Tuesday, July 23, 2019

PARADE #3



6 comments:

Richard King said...

My dear friend Pat White and her liger Topaz. She was so tired and beat up by the end of the parade. Topaz was a lap cat. Between trying to climb in her lap and jumping on her and wanting to play, it was a tuff afternoon for her.

Charles Hanson said...

Are these parade photos from different years???

Richard King said...

Yes.

Richard King said...

1986

Charles Hanson said...

Thanks Richard....

Roger Smith said...

Mabel Stark followed this long-time tradition of having a trainer ride in an open wagon with cats. In a similar Barnes show parade, in Wyandotte, Michigan, in 1914, she was critically injured when the cats attacked her. A town boy rode his horse too close to the wagon. The horse spooked at the sight of the cats, fell, and slid under the wagon. The cats instantly lunged at the bars to go for the horse, and frustrated at the barrier, quickly spun their attack on Mabel. Obviously, she survived, but the event left her hospitalized for 3 weeks.
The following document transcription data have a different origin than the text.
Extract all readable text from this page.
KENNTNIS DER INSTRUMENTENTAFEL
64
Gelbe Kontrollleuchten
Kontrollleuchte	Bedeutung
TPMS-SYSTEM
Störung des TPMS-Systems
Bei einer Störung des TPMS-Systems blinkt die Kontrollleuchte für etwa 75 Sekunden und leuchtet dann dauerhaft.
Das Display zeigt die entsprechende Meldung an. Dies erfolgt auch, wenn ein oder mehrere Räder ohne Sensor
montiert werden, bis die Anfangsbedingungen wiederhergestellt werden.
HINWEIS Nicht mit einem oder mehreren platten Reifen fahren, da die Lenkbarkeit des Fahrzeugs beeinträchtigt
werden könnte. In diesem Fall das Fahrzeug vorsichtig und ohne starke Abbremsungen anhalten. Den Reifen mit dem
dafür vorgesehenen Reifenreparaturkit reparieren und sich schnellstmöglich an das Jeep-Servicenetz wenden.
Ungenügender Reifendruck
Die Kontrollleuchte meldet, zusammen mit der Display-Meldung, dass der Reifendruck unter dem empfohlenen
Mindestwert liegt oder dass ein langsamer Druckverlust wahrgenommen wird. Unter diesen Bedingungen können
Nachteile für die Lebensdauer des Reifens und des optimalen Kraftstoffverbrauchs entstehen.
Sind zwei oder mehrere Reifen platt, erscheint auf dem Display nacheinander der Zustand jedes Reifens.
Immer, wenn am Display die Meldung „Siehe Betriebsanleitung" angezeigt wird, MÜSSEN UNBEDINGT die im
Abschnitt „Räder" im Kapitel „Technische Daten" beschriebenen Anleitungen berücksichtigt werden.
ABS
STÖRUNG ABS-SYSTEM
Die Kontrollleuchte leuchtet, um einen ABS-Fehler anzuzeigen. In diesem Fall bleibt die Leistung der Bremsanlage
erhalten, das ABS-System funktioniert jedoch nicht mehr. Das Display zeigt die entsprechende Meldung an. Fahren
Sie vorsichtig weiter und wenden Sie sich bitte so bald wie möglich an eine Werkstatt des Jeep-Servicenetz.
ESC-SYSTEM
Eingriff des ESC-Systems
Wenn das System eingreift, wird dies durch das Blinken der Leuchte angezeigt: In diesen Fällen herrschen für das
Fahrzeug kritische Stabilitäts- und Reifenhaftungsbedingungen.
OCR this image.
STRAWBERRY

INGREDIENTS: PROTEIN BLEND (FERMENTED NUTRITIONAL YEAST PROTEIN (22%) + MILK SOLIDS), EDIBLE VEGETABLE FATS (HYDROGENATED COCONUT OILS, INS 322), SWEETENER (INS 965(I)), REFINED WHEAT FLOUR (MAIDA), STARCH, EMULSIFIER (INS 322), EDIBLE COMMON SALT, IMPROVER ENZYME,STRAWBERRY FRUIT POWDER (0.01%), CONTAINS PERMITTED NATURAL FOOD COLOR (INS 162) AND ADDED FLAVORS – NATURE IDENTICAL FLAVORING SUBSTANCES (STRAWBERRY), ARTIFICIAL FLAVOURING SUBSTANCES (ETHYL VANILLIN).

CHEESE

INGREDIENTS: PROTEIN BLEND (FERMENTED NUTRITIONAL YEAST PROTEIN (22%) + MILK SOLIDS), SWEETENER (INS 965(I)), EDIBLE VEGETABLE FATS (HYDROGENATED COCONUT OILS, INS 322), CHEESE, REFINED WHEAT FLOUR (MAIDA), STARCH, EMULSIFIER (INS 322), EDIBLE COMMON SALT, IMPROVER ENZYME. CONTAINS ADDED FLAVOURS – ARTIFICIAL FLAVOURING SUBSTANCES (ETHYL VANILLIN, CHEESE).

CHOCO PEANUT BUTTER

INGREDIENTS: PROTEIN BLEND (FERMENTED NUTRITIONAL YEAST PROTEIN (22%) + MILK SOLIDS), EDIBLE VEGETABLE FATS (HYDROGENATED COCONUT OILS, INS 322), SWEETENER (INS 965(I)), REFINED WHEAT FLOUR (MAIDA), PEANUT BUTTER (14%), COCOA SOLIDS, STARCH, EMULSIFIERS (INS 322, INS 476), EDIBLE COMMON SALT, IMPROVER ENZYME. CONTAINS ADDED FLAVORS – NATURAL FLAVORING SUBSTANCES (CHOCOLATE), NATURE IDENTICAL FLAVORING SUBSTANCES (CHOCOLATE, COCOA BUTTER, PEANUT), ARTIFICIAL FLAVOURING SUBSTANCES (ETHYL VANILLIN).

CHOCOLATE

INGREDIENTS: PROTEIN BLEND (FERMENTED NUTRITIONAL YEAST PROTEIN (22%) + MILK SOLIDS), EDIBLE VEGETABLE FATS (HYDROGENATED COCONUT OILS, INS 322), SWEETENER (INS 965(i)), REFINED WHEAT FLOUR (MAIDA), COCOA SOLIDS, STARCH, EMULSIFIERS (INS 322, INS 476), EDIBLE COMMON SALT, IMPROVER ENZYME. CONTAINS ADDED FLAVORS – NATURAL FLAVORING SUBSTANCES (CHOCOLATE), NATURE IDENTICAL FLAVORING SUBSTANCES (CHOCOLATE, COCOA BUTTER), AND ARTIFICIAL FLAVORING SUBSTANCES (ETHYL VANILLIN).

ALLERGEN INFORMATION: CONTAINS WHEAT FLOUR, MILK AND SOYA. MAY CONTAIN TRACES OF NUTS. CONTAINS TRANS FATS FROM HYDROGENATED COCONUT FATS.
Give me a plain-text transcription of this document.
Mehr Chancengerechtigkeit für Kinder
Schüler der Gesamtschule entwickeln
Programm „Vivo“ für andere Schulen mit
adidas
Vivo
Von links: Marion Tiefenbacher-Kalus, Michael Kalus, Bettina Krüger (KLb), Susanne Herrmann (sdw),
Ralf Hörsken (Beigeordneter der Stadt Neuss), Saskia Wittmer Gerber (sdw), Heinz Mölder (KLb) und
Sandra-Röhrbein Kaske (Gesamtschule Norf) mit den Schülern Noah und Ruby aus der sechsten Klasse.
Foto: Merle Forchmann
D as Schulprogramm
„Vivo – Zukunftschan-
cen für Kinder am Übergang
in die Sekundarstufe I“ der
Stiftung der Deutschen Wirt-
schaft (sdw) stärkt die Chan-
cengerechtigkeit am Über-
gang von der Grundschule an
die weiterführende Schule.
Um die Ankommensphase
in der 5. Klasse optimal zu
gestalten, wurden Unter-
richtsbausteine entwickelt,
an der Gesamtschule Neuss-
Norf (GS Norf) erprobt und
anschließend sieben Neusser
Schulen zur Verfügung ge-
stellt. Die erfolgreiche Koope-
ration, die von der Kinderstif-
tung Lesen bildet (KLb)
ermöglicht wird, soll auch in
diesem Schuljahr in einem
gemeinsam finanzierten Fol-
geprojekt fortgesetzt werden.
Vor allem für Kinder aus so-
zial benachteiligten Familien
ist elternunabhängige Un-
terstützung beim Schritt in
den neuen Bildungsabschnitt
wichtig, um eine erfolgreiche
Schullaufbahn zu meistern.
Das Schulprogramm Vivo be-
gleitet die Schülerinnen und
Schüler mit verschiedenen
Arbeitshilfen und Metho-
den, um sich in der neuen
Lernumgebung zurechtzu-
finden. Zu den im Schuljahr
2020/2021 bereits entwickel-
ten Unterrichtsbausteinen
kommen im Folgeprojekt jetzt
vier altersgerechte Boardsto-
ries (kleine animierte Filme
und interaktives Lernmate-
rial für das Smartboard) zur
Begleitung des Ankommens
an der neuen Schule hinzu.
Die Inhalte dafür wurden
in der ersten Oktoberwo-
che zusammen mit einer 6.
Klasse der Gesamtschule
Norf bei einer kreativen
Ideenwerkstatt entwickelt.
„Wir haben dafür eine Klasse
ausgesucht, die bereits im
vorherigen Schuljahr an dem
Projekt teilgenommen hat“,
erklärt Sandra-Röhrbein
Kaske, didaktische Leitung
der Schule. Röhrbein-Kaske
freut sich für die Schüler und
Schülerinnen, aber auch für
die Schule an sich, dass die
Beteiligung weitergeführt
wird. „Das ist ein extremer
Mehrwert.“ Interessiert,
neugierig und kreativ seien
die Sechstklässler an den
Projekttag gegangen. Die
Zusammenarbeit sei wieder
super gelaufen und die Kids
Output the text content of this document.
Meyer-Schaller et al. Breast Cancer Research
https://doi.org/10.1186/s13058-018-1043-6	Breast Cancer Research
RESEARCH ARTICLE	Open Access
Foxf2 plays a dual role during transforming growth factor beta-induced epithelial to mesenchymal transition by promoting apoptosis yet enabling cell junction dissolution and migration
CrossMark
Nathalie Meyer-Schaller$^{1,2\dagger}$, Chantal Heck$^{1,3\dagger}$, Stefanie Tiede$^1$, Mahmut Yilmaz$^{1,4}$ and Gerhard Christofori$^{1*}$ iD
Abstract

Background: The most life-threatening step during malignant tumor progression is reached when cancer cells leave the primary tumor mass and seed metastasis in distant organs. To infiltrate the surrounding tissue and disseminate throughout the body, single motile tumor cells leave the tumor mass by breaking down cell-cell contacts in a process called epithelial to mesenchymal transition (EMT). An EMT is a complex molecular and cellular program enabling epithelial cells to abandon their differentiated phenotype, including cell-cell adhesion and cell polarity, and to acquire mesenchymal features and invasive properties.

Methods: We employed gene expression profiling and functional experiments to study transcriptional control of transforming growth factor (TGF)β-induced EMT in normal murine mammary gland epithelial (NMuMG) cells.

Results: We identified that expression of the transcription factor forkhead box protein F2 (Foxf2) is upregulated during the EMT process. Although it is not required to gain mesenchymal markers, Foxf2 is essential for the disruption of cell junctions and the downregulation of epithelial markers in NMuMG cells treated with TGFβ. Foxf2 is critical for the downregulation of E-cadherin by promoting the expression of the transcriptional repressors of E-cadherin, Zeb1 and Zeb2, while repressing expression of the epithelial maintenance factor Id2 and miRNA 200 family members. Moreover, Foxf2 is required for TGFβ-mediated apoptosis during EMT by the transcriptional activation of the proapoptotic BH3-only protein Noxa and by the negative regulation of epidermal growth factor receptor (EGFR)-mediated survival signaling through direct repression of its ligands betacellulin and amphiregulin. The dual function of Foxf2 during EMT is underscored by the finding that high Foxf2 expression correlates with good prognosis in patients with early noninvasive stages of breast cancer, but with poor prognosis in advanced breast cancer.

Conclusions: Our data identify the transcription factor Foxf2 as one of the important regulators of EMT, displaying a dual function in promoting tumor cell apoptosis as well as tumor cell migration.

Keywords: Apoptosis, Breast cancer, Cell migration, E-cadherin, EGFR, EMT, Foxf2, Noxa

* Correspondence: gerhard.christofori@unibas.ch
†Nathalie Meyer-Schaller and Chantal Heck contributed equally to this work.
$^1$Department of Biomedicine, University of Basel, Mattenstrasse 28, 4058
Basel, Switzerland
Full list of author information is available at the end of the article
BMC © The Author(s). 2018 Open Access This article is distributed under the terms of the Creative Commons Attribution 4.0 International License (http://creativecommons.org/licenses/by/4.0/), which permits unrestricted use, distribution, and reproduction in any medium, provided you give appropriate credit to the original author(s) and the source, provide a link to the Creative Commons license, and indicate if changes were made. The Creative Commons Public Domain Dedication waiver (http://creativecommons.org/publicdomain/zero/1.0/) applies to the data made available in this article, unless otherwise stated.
Mabel was in her 3rd year with Barnes by then, and as Generally Useful, she did whatever the Old Man told her. Some photos have trainers in a small separate compartment in these wagons, closed off from the cats. Mabel's wagon had one, but it was closed behind her, and she was in the open section, as we see Pat was in this photo. Since anything can provoke an attack by the animals without warning, any boss promoting this danger in a small wagon compels a risk that cannot be defended.

Mabel told me of this attack in more colorful detail than was reported in the October 3, 1914, issue of THE BILLBOARD, and as re-quoted in the March-April 2001 issue of BANDWAGON.